Question

graph the image of kite tuvw after a reflection over the x - axis.

Explanation:

Step1: Recall reflection rule

The rule for reflecting a point $(x,y)$ over the $x -$axis is $(x,-y)$.

Step2: Identify vertices of kite TUVW

Let's assume the coordinates of the vertices of kite TUVW are $T(x_T,y_T)$, $U(x_U,y_U)$, $V(x_V,y_V)$, $W(x_W,y_W)$.

Step3: Find new coordinates after reflection

The new coordinates after reflection over the $x -$axis will be $T'(x_T,-y_T)$, $U'(x_U,-y_U)$, $V'(x_V,-y_V)$, $W'(x_W,-y_W)$.

Step4: Plot new points

Plot the points $T'$, $U'$, $V'$, $W'$ on the coordinate - plane and connect them in the order to form the reflected kite.

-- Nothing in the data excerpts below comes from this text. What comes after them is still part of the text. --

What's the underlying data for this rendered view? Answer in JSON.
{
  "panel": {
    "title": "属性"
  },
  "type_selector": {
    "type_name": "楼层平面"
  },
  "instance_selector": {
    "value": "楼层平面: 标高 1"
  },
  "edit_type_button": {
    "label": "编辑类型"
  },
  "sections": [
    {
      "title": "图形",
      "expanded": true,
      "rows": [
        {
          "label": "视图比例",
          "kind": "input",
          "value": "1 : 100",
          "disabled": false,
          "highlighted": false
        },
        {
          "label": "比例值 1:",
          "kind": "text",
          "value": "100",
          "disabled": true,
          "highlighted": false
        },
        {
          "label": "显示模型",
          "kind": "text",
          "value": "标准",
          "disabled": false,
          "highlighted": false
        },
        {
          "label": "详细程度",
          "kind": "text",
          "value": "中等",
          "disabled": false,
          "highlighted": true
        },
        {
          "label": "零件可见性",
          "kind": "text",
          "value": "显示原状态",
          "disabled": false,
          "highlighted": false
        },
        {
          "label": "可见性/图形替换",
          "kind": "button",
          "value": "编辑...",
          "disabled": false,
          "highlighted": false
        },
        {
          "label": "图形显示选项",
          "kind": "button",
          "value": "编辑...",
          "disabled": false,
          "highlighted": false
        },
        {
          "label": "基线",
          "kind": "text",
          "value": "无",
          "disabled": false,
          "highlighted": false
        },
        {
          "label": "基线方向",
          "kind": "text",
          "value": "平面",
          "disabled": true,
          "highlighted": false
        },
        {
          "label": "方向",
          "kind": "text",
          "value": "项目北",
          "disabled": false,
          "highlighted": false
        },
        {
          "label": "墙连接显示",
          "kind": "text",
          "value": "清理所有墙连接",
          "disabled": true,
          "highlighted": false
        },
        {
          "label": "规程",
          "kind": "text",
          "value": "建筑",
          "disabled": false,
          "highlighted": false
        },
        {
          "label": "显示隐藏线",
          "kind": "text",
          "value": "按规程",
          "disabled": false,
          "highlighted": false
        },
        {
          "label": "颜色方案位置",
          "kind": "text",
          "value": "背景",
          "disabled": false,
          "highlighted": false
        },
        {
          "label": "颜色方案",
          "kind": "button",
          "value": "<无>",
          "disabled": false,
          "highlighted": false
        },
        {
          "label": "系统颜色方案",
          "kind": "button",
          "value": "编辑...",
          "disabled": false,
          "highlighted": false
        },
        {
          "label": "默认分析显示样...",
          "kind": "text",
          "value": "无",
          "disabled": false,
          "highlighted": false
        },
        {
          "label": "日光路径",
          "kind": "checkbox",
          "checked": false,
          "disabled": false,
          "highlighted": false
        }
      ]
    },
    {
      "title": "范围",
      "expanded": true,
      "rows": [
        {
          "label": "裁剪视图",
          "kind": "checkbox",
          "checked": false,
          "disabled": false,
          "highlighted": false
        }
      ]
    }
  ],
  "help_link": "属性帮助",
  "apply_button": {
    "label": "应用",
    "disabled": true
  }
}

Since we don't have the actual coordinates of the vertices of the kite TUVW given in the problem (only the graph is shown without labeled coordinates), we can't give the exact numerical coordinates of the reflected kite. But the general process is as above. If we had the coordinates, for example, if $T(- 2,-9)$, $U(0,-6)$, $V(-2,-3)$, $W(-8,-6)$:
For point $T(-2,-9)$, after reflection over the $x -$axis, $T'(-2,9)$.
For point $U(0,-6)$, after reflection over the $x -$axis, $U'(0,6)$.
For point $V(-2,-3)$, after reflection over the $x -$axis, $V'(-2,3)$.
For point $W(-8,-6)$, after reflection over the $x -$axis, $W'(-8,6)$. Then we would plot these new points to get the reflected kite.

Answer:

Plot the points obtained by applying the $(x,y)\to(x, - y)$ rule to each vertex of the kite TUVW on the coordinate - plane and connect them to form the reflected kite.